02 April 2023

What I'm reading in April

One of my motivations for relaunching Quintessence of Dust was my desire to write about things I'm reading, whether books or articles. So here is a new series, pretty basic: What I'm reading, posted at the start of every month.


Fiction

Fragile Things by Neil Gaiman

I only recently read American Gods (I know, I know!) and of course loved it. (I was late to the party but at least I read the "author's preferred text.") My brother's favorite book by Gaiman is Neverwhere, and I'll get there, but I grabbed this nice collection of stories and poems at Bookmans and am about halfway through.

Nona The Ninth by Tamsyn Muir

This is the third in the Locked Tomb Series. The trilogy was recommended by my oldest kid and by my favorite author, Alix Harrow. I've just started and am confused, which is completely normal and exactly what the author intends. As a colleague at PLOS wrote on our scifi/fantasy Slack channel, "the books are emotionally and cognitively demanding." I finished the second book, Harrow The Ninth, a couple weeks ago but one reason I started reading Fragile Things was to give myself a break before diving into Nona. Harrow was intense.

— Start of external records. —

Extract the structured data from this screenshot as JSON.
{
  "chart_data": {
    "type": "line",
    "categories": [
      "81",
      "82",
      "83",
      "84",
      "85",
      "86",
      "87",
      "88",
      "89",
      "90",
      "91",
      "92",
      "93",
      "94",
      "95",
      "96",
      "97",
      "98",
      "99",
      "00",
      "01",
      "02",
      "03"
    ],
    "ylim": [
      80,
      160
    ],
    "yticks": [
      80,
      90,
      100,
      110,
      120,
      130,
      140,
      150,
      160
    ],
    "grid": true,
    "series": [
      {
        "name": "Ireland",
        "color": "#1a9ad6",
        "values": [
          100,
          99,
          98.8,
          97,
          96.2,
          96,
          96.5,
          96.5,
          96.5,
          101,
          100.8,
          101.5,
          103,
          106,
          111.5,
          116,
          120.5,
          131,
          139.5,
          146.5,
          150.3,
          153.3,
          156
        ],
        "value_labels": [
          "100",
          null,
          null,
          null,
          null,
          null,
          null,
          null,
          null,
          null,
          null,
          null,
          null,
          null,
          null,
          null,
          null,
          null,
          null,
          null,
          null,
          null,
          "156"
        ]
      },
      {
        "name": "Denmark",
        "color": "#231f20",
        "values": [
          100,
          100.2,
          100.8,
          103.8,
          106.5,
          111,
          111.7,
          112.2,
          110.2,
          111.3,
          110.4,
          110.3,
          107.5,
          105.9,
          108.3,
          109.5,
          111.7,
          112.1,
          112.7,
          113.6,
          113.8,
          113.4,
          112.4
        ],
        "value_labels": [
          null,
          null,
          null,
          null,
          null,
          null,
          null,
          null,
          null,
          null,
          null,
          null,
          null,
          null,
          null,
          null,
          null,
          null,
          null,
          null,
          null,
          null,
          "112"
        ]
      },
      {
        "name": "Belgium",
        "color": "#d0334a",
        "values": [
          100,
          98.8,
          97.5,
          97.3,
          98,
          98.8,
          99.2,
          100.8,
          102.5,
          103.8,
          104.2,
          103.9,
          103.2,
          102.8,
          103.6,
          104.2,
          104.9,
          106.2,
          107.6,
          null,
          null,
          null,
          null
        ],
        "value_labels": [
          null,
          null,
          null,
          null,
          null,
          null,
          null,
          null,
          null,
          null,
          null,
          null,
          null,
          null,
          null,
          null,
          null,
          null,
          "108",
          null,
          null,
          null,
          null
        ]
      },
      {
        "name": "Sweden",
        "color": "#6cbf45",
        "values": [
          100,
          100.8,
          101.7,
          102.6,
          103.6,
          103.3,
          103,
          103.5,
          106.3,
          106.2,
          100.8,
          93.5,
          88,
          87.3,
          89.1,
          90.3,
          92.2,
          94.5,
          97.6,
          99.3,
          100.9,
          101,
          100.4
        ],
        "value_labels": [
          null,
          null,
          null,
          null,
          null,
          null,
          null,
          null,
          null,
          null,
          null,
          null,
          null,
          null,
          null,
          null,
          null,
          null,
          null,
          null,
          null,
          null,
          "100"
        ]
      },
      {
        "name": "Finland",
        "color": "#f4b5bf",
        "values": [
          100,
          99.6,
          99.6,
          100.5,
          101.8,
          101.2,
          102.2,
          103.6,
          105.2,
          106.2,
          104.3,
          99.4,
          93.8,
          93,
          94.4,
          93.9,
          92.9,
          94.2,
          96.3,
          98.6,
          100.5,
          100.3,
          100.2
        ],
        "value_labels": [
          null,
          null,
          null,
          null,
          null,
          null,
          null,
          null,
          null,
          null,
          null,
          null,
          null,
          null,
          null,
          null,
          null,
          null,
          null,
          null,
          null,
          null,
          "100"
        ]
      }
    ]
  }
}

Tomorrow, and Tomorrow, and Tomorrow by Gabrielle Zevin

Recommended by colleagues on the aforementioned Slack channel and in a great review at NPR. Plus, as a bardolator I am doctrinally obligated to read a book with a title like that. I'll start this after Nona (and after a suitable recovery period), probably late in April.


Non-fiction

From Extraterrestrials to Animal Minds: Six Myths of Evolution by Simon Conway Morris

I bought this book as soon as I learned about it. Conway Morris is an interesting (if a bit eccentric) thinker and the title suggests forays into some of my favorite topics (animal minds more than extraterrestrials). Years ago I read Life's Solution an important book on convergence with lots of tremendously interesting biology but also lots of linguistic indulgence. (His insistence that we must be alone in the universe is something I find ridiculous.)

I'm on the third chapter and have yet to encounter anything that could be reasonably called a "myth." The first chapter erects a strawman that reflects poorly on Conway Morris and that sadly obscures some interesting biology that he describes with typical enthusiasm. I will write separately about each chapter but I think I should wait until I've finished the book, because I know Conway Morris is trying to make an overall argument in these six chapters. I suspect I'll find that argument annoying and worthless, but I faintly hope it will help make a little sense out of the disastrous beginning.

Complicit by Max Bazerman

I just wrote about this book and my experiment (before and after reading).